The financial success of the Albright-Knox Gallery’s collections-management failure continues to grow: Hammer total for the 24 works from the Buffalo museum’s Thursday and Friday disposals at Sotheby’s was $5.98 million ($6.84 million, with buyer’s premium). On June 7, it sells antiquities, including its much admired Bronze Figure of Artemis and the Stag, estimated at $5-7 million.
The highlights from Thursday’s African, Oceanic & Pre-Columbian Art sale are here. The highest-priced Albright-Knox lot from Friday’s sale of American Indian Art was a Zuni Polychrome Pictorial Jar, selling for $57,000 (with premium), against an estimate of $15,000-20,000. Results from the museum’s two previous sales this year at Sotheby’s are here.
Albright-Knox director Louis Grachos told Colin Dabkowski of the Buffalo News that this result “bodes well for the future of the endowment and the gallery.” But I think it bodes ill for the future of responsible museum stewardship of collections that they hold in the public trust.
I don’t blame the auction houses for abetting this: I recognize that their job is to provide an efficient marketplace for authentic works with good title, not to enforce museum ethics.
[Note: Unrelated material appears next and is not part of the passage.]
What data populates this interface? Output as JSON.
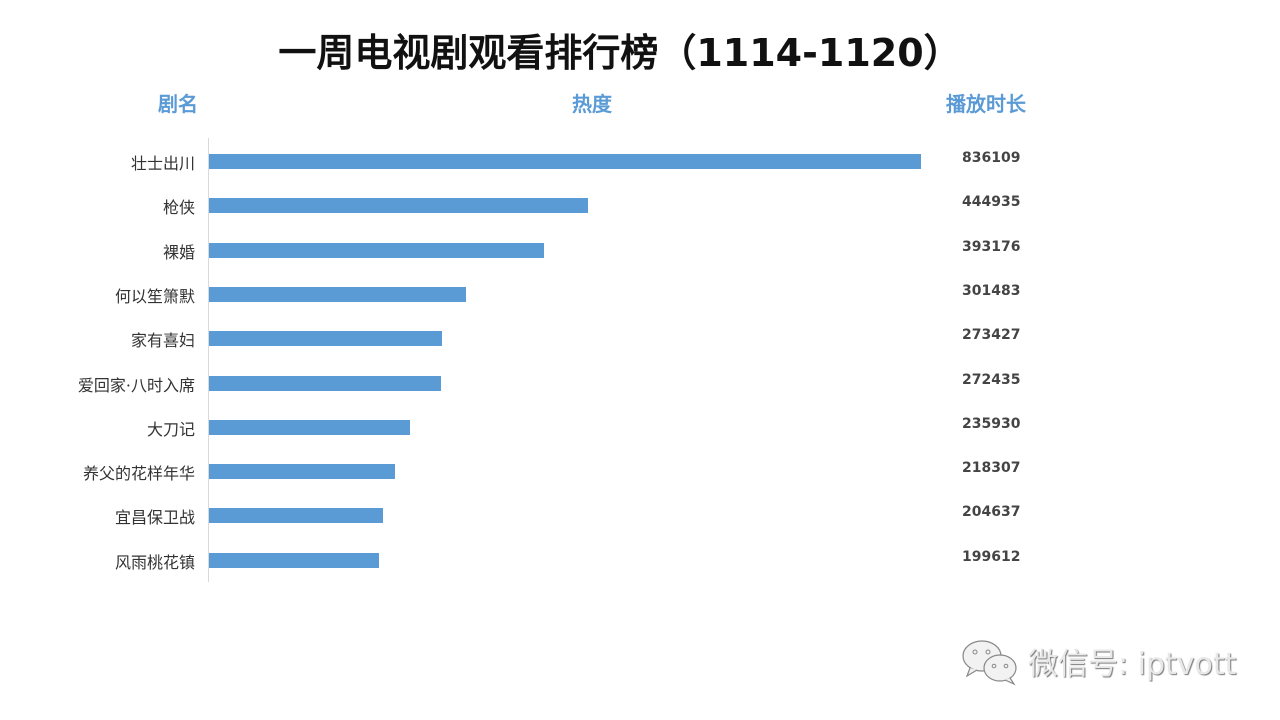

I was therefore pleasantly surprised, during my recent conversation with Marc Porter, the president of Christie’s, to learn that considerations of appropriate museum practice can sometimes can enter into his auction house’s business decisions:
We would counsel museums about what could be a norm in the culture with respect to the way in which cultural property is managed. And I think we’re an important voice in this. We have told institutions that their proposed method of deaccessioning was not something that we would recommend, and we have decided not to participate.
I, of course, asked Porter if his decisions “not to participate” had included the Albright-Knox sell-off. He refused to say.